3 tech trends for an autonomous future, part 3: The rise of blockchain and smart contracts

William Samedy
3 min readDec 16, 2018

--

Photo by Bernard Hermant

In this series, we have been exploring three major technological trends that are converging toward a future where autonomous tech is widely adopted in organizations. Previously, we discussed the implications of the law of acceleration, or Moore’s Law, and the rise of ubiquitous computing. In this post we will cover the final trend, the rise of smart contracts and blockchain technology, and how the two combined will have a transformative impact.

The role of any contract is to establish the rules of exchange between parties under certain explicit conditions. Put more simply, a contract represents what we agreed on. Contracts only have value if they are enforceable — if once the contract is signed, what is written and what we agreed on will happen whether we still want it or not. If it’s easy for one of the parties to default without consequences, the contract has less value. When contracts are strongly enforceable, it’s less risky to enter into transactions, leading to increased exchange and economic activity. On the contrary, when contracts are less valuable and can’t guarantee that all of the parties will fulfill their obligations, there is less trust and less incentive to interact.

Traditionally, enforceability of contracts depends on a legal system surrounded by a broader cultural and political environment validating it. So, trust in the system of exchange depends greatly on jurisdiction. Countries that have managed to create and sustain a system that keeps contracts valuable tend to have created more wealth as a result. Since contracts made in those jurisdictions work reasonably fairly for all parties, more and more-valuable transactions are conducted there, and they became geo-magnets of talent and resources.

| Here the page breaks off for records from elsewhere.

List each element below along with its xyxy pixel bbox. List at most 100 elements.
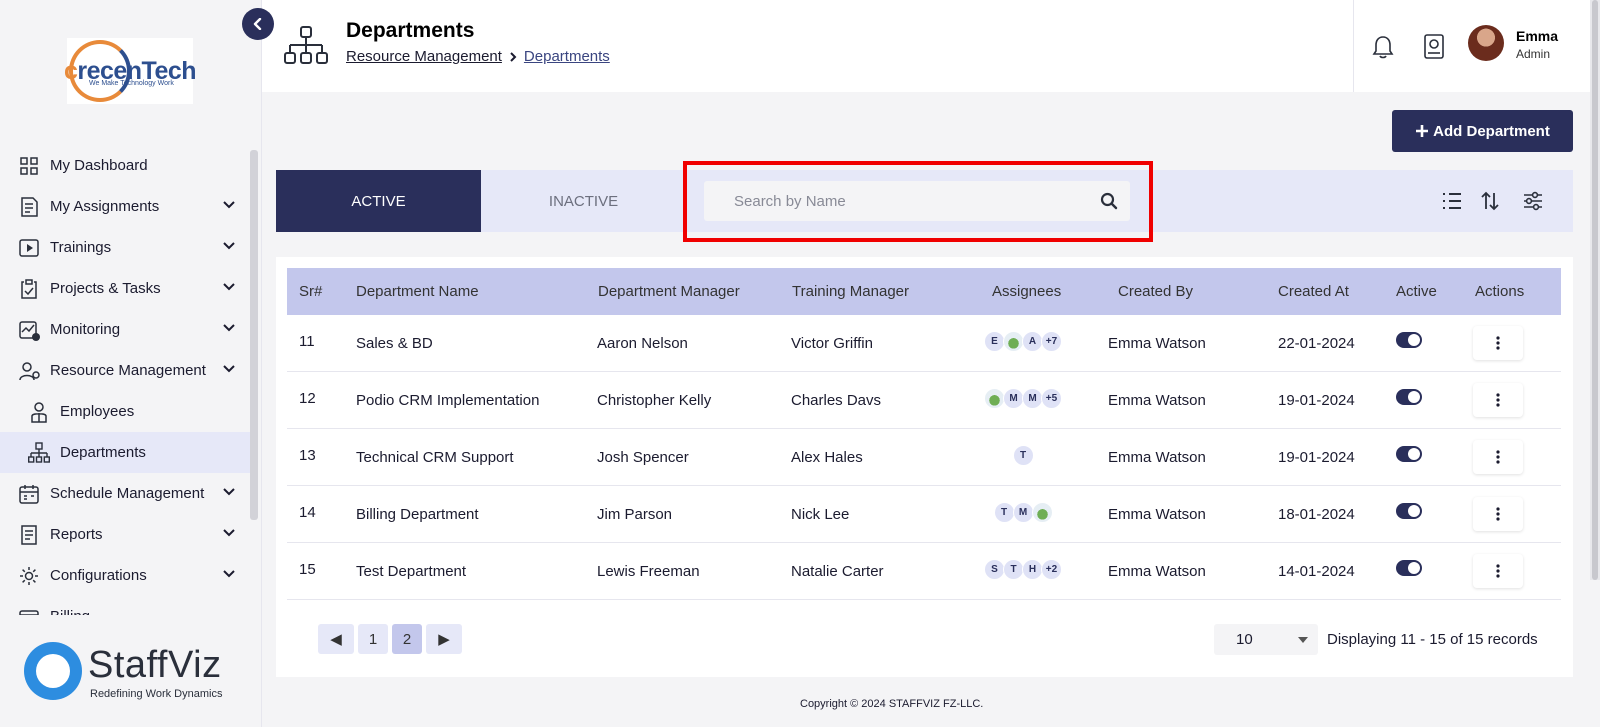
sidebar-item-label: Trainings (50, 239, 112, 256)
prev-page-button[interactable]: ◀ (318, 624, 354, 654)
plus-icon (1416, 125, 1429, 137)
department-manager-cell: Josh Spencer (597, 449, 689, 466)
column-header[interactable]: Assignees (992, 283, 1061, 300)
sidebar-item-label: Billing (50, 608, 90, 615)
row-actions-button[interactable] (1473, 440, 1523, 474)
assignee-avatars[interactable]: TM (993, 502, 1053, 523)
sidebar-item-label: Employees (60, 403, 135, 420)
bell-icon[interactable] (1371, 34, 1395, 60)
chevron-down-icon (223, 570, 235, 578)
sidebar-item-reports[interactable]: Reports (0, 514, 250, 555)
created-by-cell: Emma Watson (1108, 335, 1206, 352)
created-at-cell: 19-01-2024 (1278, 449, 1355, 466)
sidebar-item-label: My Assignments (50, 198, 160, 215)
sidebar-item-resource-management[interactable]: Resource Management (0, 350, 250, 391)
chevron-left-icon (253, 18, 262, 30)
breadcrumb-resource-management[interactable]: Resource Management (346, 48, 502, 65)
sidebar-scrollbar[interactable] (250, 150, 258, 520)
column-header[interactable]: Sr# (299, 283, 322, 300)
page-scrollbar[interactable] (1590, 0, 1600, 580)
search-input[interactable] (704, 181, 1084, 221)
active-toggle[interactable] (1396, 560, 1422, 576)
org-chart-icon (28, 441, 50, 464)
staffviz-logo: StaffViz Redefining Work Dynamics (24, 642, 244, 708)
sidebar-item-label: Resource Management (50, 362, 206, 379)
assignee-avatars[interactable]: E A +7 (984, 331, 1062, 352)
collapse-sidebar-button[interactable] (242, 8, 274, 40)
chevron-right-icon (510, 51, 517, 62)
column-header[interactable]: Department Name (356, 283, 479, 300)
sort-icon[interactable] (1480, 190, 1500, 212)
sidebar-item-my-assignments[interactable]: My Assignments (0, 186, 250, 227)
column-header[interactable]: Created At (1278, 283, 1349, 300)
list-view-icon[interactable] (1441, 190, 1463, 212)
active-toggle[interactable] (1396, 446, 1422, 462)
search-icon[interactable] (1100, 192, 1118, 210)
avatar[interactable] (1468, 25, 1504, 61)
row-actions-button[interactable] (1473, 497, 1523, 531)
billing-icon (18, 606, 40, 615)
user-name: Emma (1516, 28, 1559, 44)
records-summary: Displaying 11 - 15 of 15 records (1327, 631, 1538, 648)
created-by-cell: Emma Watson (1108, 563, 1206, 580)
company-logo: crecenTech We Make Technology Work (64, 38, 197, 104)
column-header[interactable]: Created By (1118, 283, 1193, 300)
filter-toolbar: ACTIVE INACTIVE (276, 170, 1573, 232)
kebab-icon (1496, 450, 1500, 464)
sidebar-item-projects-tasks[interactable]: Projects & Tasks (0, 268, 250, 309)
sidebar-item-label: Monitoring (50, 321, 121, 338)
kebab-icon (1496, 507, 1500, 521)
sidebar-item-label: Departments (60, 444, 146, 461)
sidebar-item-configurations[interactable]: Configurations (0, 555, 250, 596)
filter-sliders-icon[interactable] (1522, 190, 1544, 212)
monitoring-icon (18, 319, 40, 341)
sidebar-item-schedule-management[interactable]: Schedule Management (0, 473, 250, 514)
staffviz-mark (24, 642, 82, 700)
sidebar-item-employees[interactable]: Employees (0, 391, 250, 432)
sidebar-item-billing[interactable]: Billing (0, 596, 250, 615)
row-actions-button[interactable] (1473, 383, 1523, 417)
department-manager-cell: Christopher Kelly (597, 392, 712, 409)
handbook-icon[interactable] (1422, 33, 1446, 61)
row-actions-button[interactable] (1473, 554, 1523, 588)
breadcrumb-departments[interactable]: Departments (524, 48, 610, 65)
department-name-cell: Billing Department (356, 506, 479, 523)
tab-inactive[interactable]: INACTIVE (481, 170, 686, 232)
table-row[interactable]: 15 Test Department Lewis Freeman Natalie Ca… (287, 543, 1561, 600)
active-toggle[interactable] (1396, 332, 1422, 348)
page-size-select[interactable]: 10 (1214, 624, 1318, 655)
kebab-icon (1496, 393, 1500, 407)
active-toggle[interactable] (1396, 503, 1422, 519)
department-name-cell: Technical CRM Support (356, 449, 514, 466)
sidebar-item-my-dashboard[interactable]: My Dashboard (0, 145, 250, 186)
column-header[interactable]: Active (1396, 283, 1437, 300)
table-row[interactable]: 11 Sales & BD Aaron Nelson Victor Griffin Em… (287, 315, 1561, 372)
sidebar-item-trainings[interactable]: Trainings (0, 227, 250, 268)
column-header[interactable]: Training Manager (792, 283, 909, 300)
department-name-cell: Test Department (356, 563, 467, 580)
column-header[interactable]: Actions (1475, 283, 1524, 300)
department-manager-cell: Lewis Freeman (597, 563, 700, 580)
column-header[interactable]: Department Manager (598, 283, 740, 300)
assignee-avatars[interactable]: M M +5 (984, 388, 1062, 409)
add-department-button[interactable]: Add Department (1392, 110, 1573, 152)
assignee-avatar: +2 (1041, 559, 1062, 580)
assignee-avatars[interactable]: T (1012, 445, 1034, 466)
active-toggle[interactable] (1396, 389, 1422, 405)
reports-icon (18, 524, 40, 546)
row-actions-button[interactable] (1473, 326, 1523, 360)
table-row[interactable]: 13 Technical CRM Support Josh Spencer Alex … (287, 429, 1561, 486)
sidebar-item-monitoring[interactable]: Monitoring (0, 309, 250, 350)
sidebar-item-departments[interactable]: Departments (0, 432, 250, 473)
next-page-button[interactable]: ▶ (426, 624, 462, 654)
table-row[interactable]: 14 Billing Department Jim Parson Nick Lee Em… (287, 486, 1561, 543)
page-2-button[interactable]: 2 (392, 624, 422, 654)
page-1-button[interactable]: 1 (358, 624, 388, 654)
calendar-icon (18, 483, 40, 505)
caret-down-icon (1298, 637, 1308, 643)
created-at-cell: 14-01-2024 (1278, 563, 1355, 580)
table-row[interactable]: 12 Podio CRM Implementation Christopher Ke… (287, 372, 1561, 429)
assignee-avatar: S (984, 559, 1005, 580)
assignee-avatars[interactable]: S T H +2 (984, 559, 1062, 580)
tab-active[interactable]: ACTIVE (276, 170, 481, 232)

In the case of smart contracts, what distinguishes them from the traditional kind written on paper is that they are automatically authenticated and self-enforcing through computer code. In the algorithmic trading world, we are used to computer protocols as self-enforced contracts. For example, when you buy a stock electronically on an exchange using a brokerage account, you are essentially transacting self-enforcing proprietary rights written in a computer code. But for that to be possible in the electronic-trading world, there is a whole infrastructure of trustworthy institutions and people with the incentive to check each other, making sure rights and money moved in the right direction and into the right accounts. Now, if smart contacts can break out of these limited specialized contexts like electronic trading and find their way into daily life, this would be huge. Suddenly it would become very cheap to trust anywhere

In order for smart contracts to function outside constrained systems, it must be possible to answer a fundamental question: If a contract is self-enforcing, how can I trust that the person holding it is who they say they are? This needs to be solvable not in a human way in a specific location, like having your dad vouch for you, but anywhere in the analog and the digital worlds using machine language. And that’s where blockchain technology comes into play. Without being byzantine about it, let’s say that applications like Bitcoin have demonstrated workable and elegant solutions to that security problem. That step has shown the way to how one could have the whole system of enforcement attached to each contract and moving around with the contract, independent of geography and jurisdiction.

With smart contracts and blockchain technology combined, soon autonomous machines will be able to enter and get out of contracts by themselves — in the end, it’s just computer code. This will be the basis of B2B relationships between autonomous organizations and can open the door to secure, location-agnostic transactions, where the enforcing system travels with the contract.

When this technology starts to make its way into the interactions that govern our daily lives, it will have a profound and transformative impact on all the contractual levels of society — greater than anything since modern representative democracy, and probably even greater than that.